Der nationale Egoismus nimmt zu
Zur offensichtlich gewordenen, grossen internationalen Abhängigkeit kommt hinzu, dass sich einzelne Staaten in der Krise plötzlich ziemlich egoistisch verhalten: Sie klauen einander Masken, horten Medikamente, kaufen sich bei Impfstofffirmen mit exklusiven Belieferungsverträgen ein. Die Grenzen werden ohne Absprache geschlossen, Risikogebiete zum Teil willkürlich definiert und Quarantänen ohne Absprache und Koordination verhängt. Die Stimmen werden lauter, dass die Globalisierung nun vielleicht Geschichte sein könnte. Wirklich…?

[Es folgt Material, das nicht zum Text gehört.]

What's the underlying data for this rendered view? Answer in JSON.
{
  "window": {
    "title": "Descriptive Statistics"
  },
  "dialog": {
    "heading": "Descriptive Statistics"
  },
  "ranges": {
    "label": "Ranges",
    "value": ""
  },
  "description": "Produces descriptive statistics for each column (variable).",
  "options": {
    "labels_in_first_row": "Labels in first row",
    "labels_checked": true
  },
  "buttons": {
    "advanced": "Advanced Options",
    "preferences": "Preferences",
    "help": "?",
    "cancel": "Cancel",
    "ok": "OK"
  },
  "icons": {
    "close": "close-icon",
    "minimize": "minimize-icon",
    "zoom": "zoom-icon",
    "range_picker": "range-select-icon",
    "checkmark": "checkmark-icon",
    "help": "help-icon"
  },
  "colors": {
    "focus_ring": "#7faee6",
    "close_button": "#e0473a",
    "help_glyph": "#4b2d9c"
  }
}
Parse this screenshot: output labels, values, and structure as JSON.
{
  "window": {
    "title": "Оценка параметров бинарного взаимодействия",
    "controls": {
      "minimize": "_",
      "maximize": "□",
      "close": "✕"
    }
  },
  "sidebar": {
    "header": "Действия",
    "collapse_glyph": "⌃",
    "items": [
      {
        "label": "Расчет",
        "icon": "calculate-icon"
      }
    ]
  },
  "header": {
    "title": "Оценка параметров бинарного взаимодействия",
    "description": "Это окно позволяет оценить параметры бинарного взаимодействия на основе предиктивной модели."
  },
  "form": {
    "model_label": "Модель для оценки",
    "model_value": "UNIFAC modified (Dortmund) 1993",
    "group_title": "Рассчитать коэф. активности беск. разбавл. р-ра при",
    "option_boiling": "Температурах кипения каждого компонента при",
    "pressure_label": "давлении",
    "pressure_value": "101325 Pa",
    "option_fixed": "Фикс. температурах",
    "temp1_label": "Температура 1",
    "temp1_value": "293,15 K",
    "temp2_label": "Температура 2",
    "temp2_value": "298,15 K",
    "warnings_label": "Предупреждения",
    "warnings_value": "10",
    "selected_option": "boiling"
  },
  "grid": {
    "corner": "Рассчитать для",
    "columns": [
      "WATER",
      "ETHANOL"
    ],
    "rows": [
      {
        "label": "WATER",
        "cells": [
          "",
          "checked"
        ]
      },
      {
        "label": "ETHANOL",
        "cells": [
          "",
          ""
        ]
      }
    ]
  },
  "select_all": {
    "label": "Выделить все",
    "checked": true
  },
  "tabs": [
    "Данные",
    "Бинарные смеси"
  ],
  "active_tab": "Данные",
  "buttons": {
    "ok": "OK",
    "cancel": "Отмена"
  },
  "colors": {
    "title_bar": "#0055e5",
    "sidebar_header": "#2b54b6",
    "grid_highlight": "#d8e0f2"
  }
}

Globalisierungsgegner auf dem Holzweg
Schon vorher gab es (zumeist etwas verklärte) Globalisierungsgegner. Oder die Verschwörungstheoretiker, die eine Weltregierung aufziehen sahen – also sollte die Globalisierung raschmöglichst gestoppt werden. Leider lässt sich die fortschreitende Digitalisierung indessen nicht aufhalten, die verbesserten Kommunikationsmöglichkeiten, die Onlinesysteme, welche den ganzen Globus plötzlich zum persönlichen Supermarkt und Informationszentrum machen. Die fortschreitende Vernetzung lässt sich nun mal nicht per Dekret, Wunsch oder Überzeugung stoppen. Paradoxerweise legt die Corona-Krise die Globalisierung nicht nur offen und macht sie sichtbarer, sondern wird sie auch fördern: Die Abstimmung der einzelnen Staaten aufeinander wird zwangsmässig eher zunehmen, Forschung und Entwicklung von Impfstoffen werden globaler aufgestellt, der Informationsaustausch zwangsmässig ebenso intensiviert. Einzelne egoistisch-nationale Aktivitäten werden das nicht stoppen können.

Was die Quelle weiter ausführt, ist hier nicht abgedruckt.